If I'm planning to put aside 1k sgd per month and buy into IWDA every 3 month, should I go SCB or IB?
IBKR for your global stocks (IWDA), Stanchart for local (ES3 & MBH)
Hey Shiny Things. Thanks for the reply. I currently have a small portfolio of individual local stock picks but thinking to switch over to full IWDA. Why buy ES3 though? Wouldn't IWDA already covered Singapore market?
It does, but not enough. If you’re a Singaporean investor, and you’re going to retire in Singapore, you’ll want Singapore dollars to spend on your retirement costs (medical, housing, going down to the Sands and putting it all on the banker at the baccarat tables).

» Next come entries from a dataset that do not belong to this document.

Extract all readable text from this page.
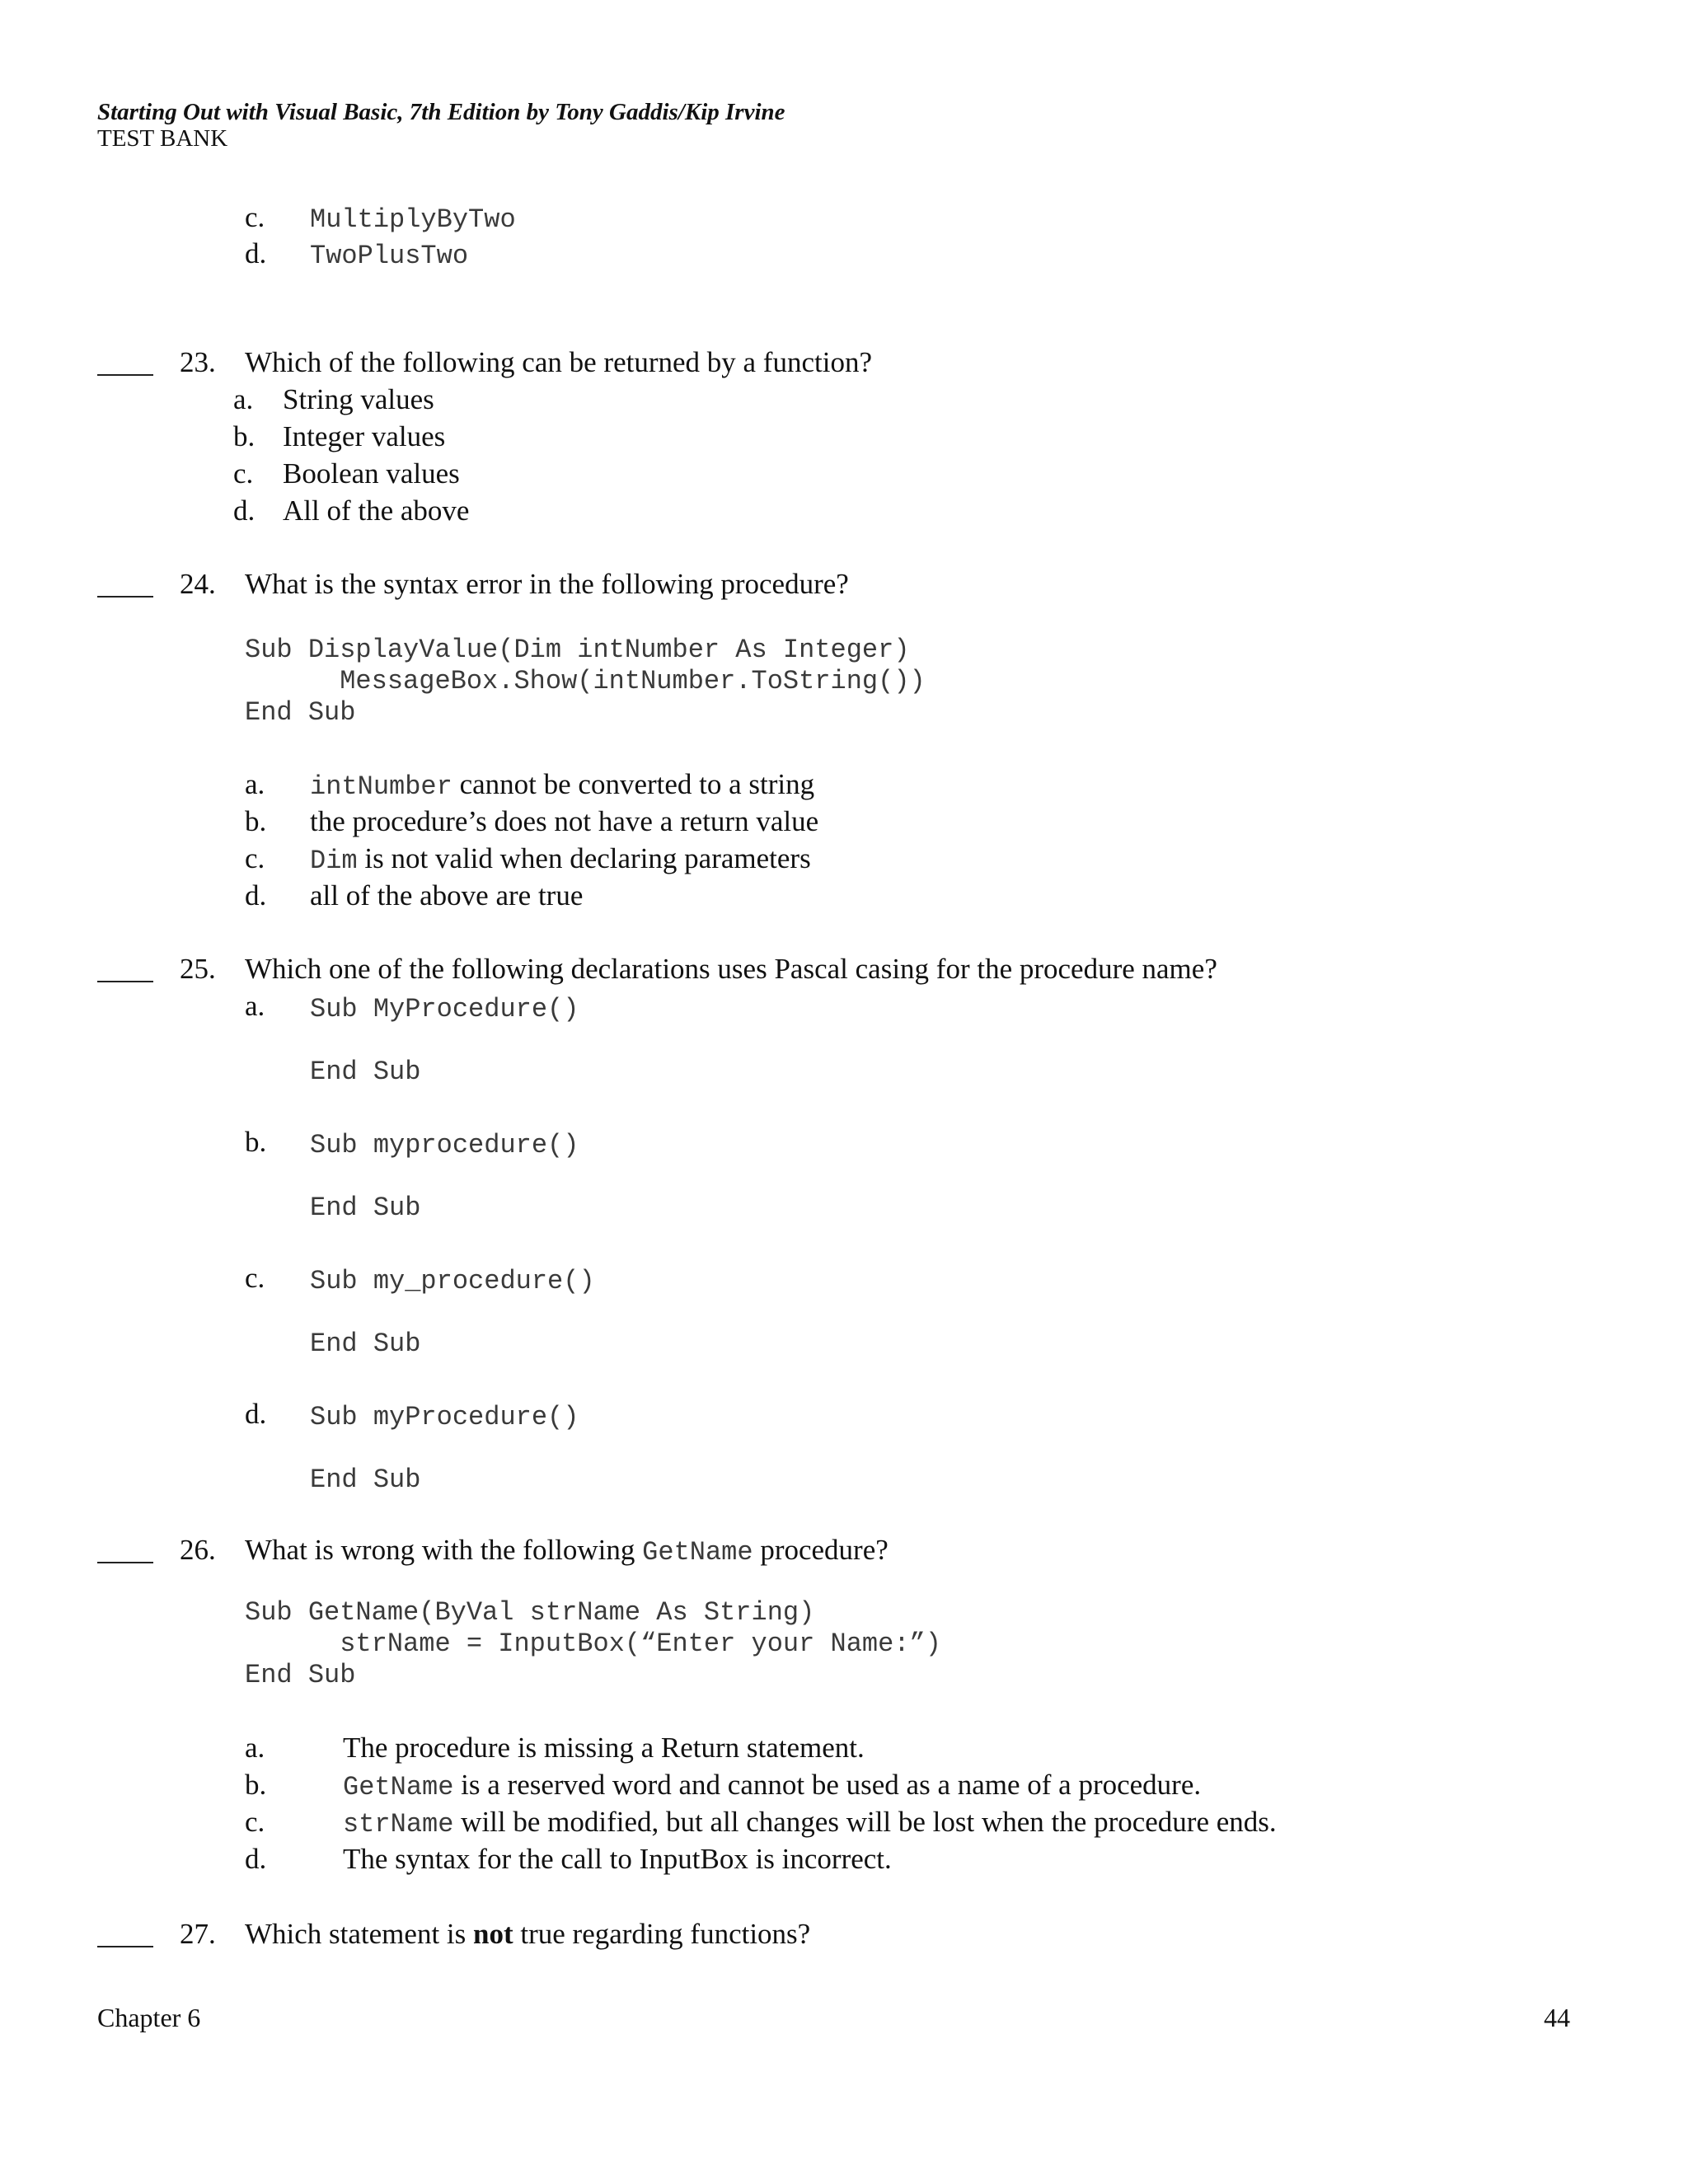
Starting Out with Visual Basic, 7th Edition by Tony Gaddis/Kip Irvine
TEST BANK
c. MultiplyByTwo
d. TwoPlusTwo
23. Which of the following can be returned by a function?
a. String values
b. Integer values
c. Boolean values
d. All of the above
24. What is the syntax error in the following procedure?
Sub DisplayValue(Dim intNumber As Integer)
MessageBox.Show(intNumber.ToString())
End Sub
a. intNumber cannot be converted to a string
b. the procedure’s does not have a return value
c. Dim is not valid when declaring parameters
d. all of the above are true
25. Which one of the following declarations uses Pascal casing for the procedure name?
a. Sub MyProcedure()
End Sub
b. Sub myprocedure()
End Sub
c. Sub my_procedure()
End Sub
d. Sub myProcedure()
End Sub
26. What is wrong with the following GetName procedure?
Sub GetName(ByVal strName As String)
strName = InputBox(“Enter your Name:”)
End Sub
a.	The procedure is missing a Return statement.
b.	GetName is a reserved word and cannot be used as a name of a procedure.
c.	strName will be modified, but all changes will be lost when the procedure ends.
d.	The syntax for the call to InputBox is incorrect.
27. Which statement is not true regarding functions?
Chapter 6	44
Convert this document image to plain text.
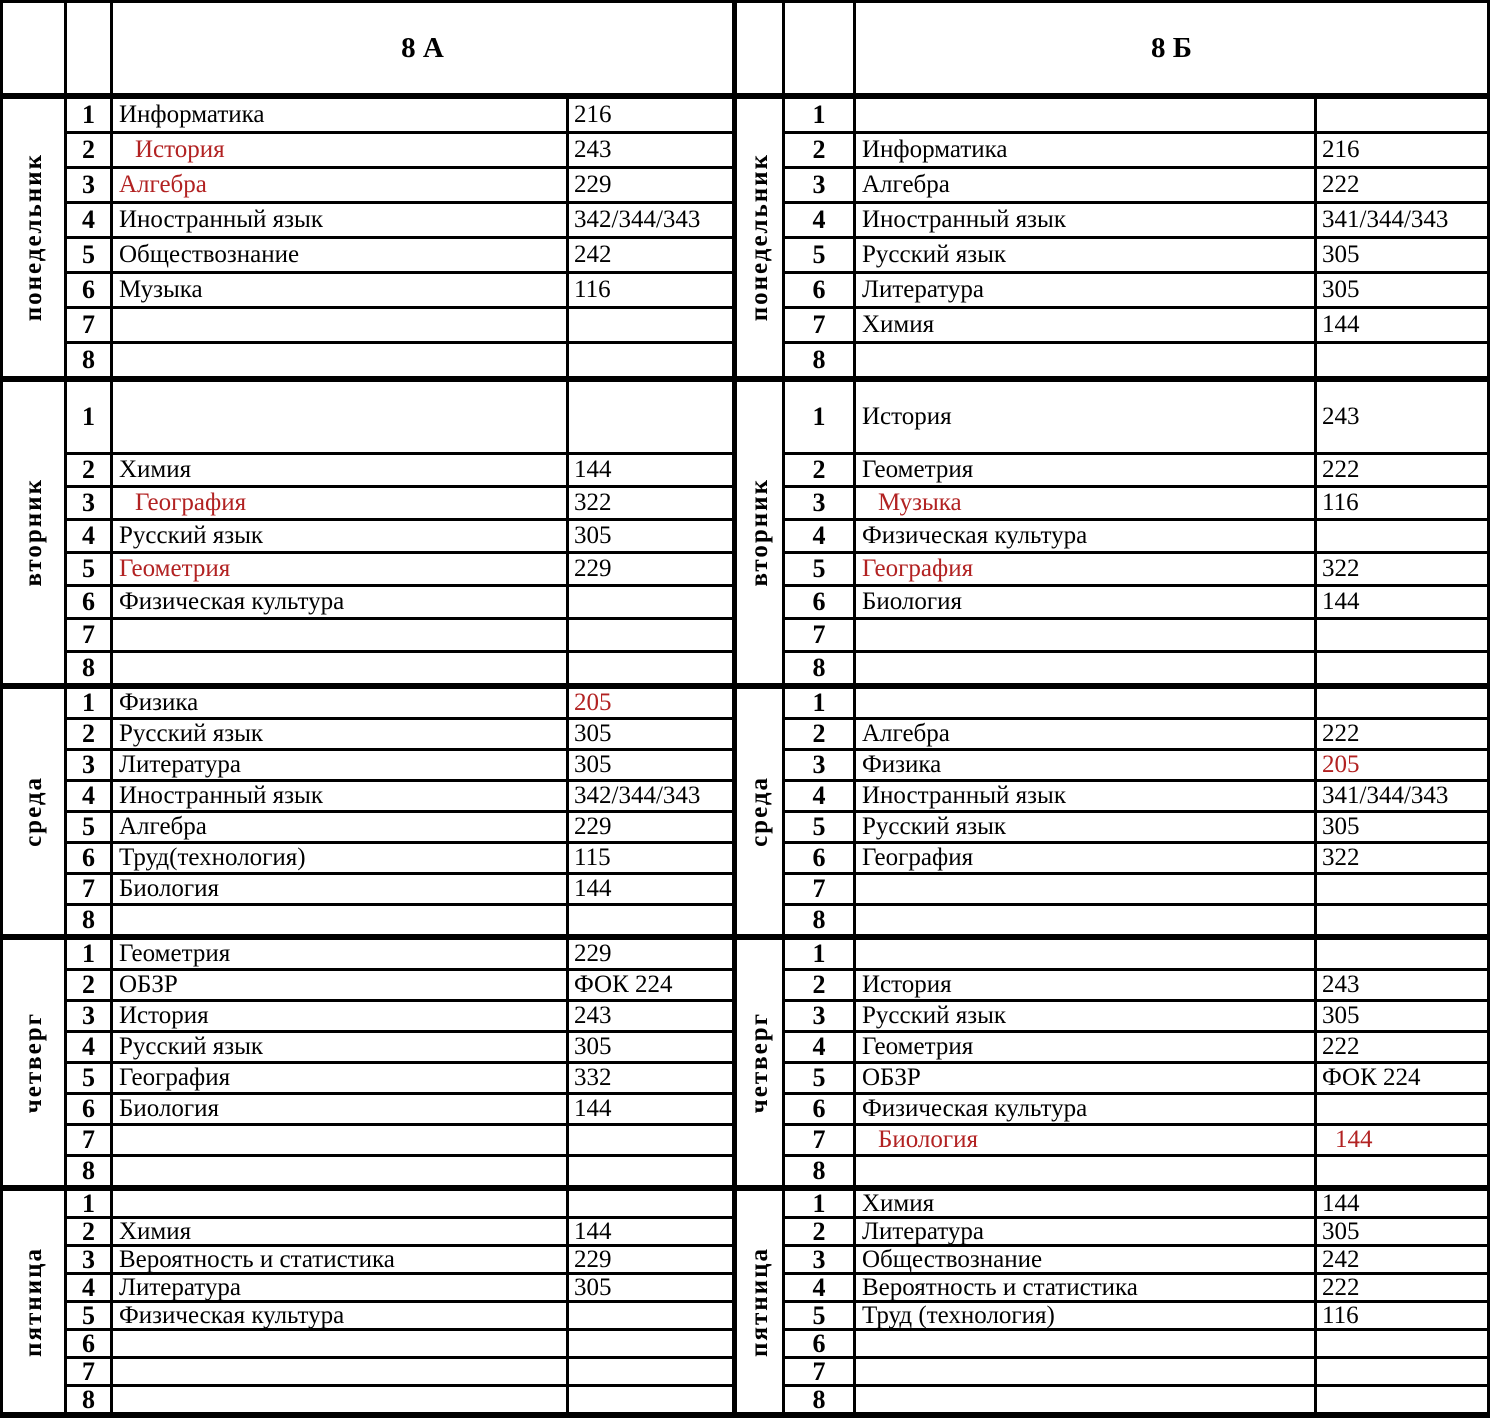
8 А
понедельник
1 Информатика	216
2	История	243
3 Алгебра	229
4 Иностранный язык	342/344/343
5 Обществознание	242
6 Музыка	116
7
8
вторник
1
2 Химия	144
3	География	322
4 Русский язык	305
5 Геометрия	229
6 Физическая культура
7
8
среда
1 Физика	205
2 Русский язык	305
3 Литература	305
4 Иностранный язык	342/344/343
5 Алгебра	229
6 Труд(технология)	115
7 Биология	144
8
четверг
1 Геометрия	229
2 ОБЗР	ФОК 224
3 История	243
4 Русский язык	305
5 География	332
6 Биология	144
7
8
пятница
1
2 Химия	144
3 Вероятность и статистика	229
4 Литература	305
5 Физическая культура
6
7
8
8 Б
понедельник
1
2	Информатика	216
3	Алгебра	222
4	Иностранный язык	341/344/343
5	Русский язык	305
6	Литература	305
7	Химия	144
8
вторник
1	История	243
2	Геометрия	222
3	Музыка	116
4	Физическая культура
5	География	322
6	Биология	144
7
8
среда
1
2	Алгебра	222
3	Физика	205
4	Иностранный язык	341/344/343
5	Русский язык	305
6	География	322
7
8
четверг
1
2	История	243
3	Русский язык	305
4	Геометрия	222
5	ОБЗР	ФОК 224
6	Физическая культура
7	Биология	144
8
пятница
1	Химия	144
2	Литература	305
3	Обществознание	242
4	Вероятность и статистика	222
5	Труд (технология)	116
6
7
8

If you have all your portfolio in IWDA, the risk is that the Singapore dollar’s going to strengthen, which will reduce the value of your portfolio in Singapore dollar terms. Splitting your portfolio (I prefer 50/50, because it’s easy) between ES3 and IWDA gives you some balance between the value of overseas diversification and the protection of having assets in your home currency.
(Most people don’t have
any overseas investments, so if you have some, you’re still doing better than most people!)